Outsourced workers can’t “insource” union recognition

The Central Arbitration Committee has rejected an application by a trade union for recognition by the University of London in respect of outsourced workers.  The University is the end user of the services their employer provided. Mills & Reeve (David Faulkner) represented the University.

The application was made by the Independent Workers’ Union of Great Britain on behalf of some 70 outsourced workers employed by Cordant Security and providing various services to the University including security and reception. These workers were in fact already covered by a voluntary recognition agreement between Cordant and Unison.

IWGB presented a novel argument in this case, to the effect that the definition of “worker” in our trade union legislation should be extended to cover not only the “direct employer”, but any end user which “substantially determined” their pay and conditions. IWGB pointed out that our whistleblowing legislation already includes express wording to that effect, and argued that similar provisions should be implied in this situation to ensure that our legislation was compatible with the European Human Rights Convention.

The CAC ruled that the application was not admissible. Even if the Union could show that the University did substantially determine the pay and conditions of the outsourced workers (which the University denied), the CAC was not in a position to extend the definition of “worker” for these purposes, which clearly precluded the possibility of the Union’s application. If the Union wished to pursue its argument that the relevant legislation was incompatible with the Convention, it would need to apply to the High Court.

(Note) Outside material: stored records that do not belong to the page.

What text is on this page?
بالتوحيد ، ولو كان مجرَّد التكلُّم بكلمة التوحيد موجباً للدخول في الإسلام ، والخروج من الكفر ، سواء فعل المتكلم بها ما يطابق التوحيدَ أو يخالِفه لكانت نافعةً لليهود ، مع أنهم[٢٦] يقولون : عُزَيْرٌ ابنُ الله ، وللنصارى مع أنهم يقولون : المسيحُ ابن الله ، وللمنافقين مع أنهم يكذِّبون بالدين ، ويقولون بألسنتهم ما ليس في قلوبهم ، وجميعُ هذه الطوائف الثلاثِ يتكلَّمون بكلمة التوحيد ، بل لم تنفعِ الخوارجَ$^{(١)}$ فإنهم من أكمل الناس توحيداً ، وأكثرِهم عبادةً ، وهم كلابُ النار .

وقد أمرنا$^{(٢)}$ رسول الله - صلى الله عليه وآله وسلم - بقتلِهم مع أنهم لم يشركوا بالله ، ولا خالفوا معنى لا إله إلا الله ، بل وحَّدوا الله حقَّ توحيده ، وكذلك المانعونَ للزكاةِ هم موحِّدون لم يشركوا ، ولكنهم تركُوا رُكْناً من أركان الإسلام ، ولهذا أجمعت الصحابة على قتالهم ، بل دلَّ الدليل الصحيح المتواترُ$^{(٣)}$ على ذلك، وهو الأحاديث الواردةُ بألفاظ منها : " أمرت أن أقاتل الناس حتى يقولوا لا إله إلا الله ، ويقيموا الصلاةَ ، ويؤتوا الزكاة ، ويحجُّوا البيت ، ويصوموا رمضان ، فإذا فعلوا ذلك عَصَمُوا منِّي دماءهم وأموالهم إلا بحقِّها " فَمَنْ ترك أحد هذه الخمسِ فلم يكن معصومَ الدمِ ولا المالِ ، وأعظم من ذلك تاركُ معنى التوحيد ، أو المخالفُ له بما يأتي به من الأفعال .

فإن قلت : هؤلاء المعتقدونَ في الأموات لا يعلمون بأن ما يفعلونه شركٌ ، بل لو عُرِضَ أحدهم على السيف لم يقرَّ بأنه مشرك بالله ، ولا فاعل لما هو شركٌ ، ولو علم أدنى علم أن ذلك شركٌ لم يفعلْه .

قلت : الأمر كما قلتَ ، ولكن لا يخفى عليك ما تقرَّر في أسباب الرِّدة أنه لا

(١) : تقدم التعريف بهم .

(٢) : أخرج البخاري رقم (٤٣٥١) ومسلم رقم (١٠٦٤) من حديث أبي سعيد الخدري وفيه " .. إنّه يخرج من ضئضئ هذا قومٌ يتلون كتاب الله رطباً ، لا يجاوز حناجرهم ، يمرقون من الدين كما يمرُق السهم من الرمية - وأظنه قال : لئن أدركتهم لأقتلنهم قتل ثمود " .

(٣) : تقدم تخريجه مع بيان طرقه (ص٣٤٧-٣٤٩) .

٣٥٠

It is interesting to put this decision alongside another unsuccessful union recognition application to the CAC, made last year by Deliveroo riders who argued that they should be treated as workers for these purposes. In last year’s decision it took what many regarded as a relatively strict approach to the definition of worker. This contrasts with what is arguably a broader approach taken by the Employment Appeal Tribunal last year in the Uber case, although in the context of a claim for holiday pay, where a slightly different definition of worker applies.

This case was first trailed in this BBC article as a potential game-changer for outsourcing generally, not just in the higher education sector. That may well have been one of the reasons the CAC declined the application, stating that “far from creating fair and efficient practices, [what the IWGB was seeking] would be a recipe for chaotic workplace relationships”.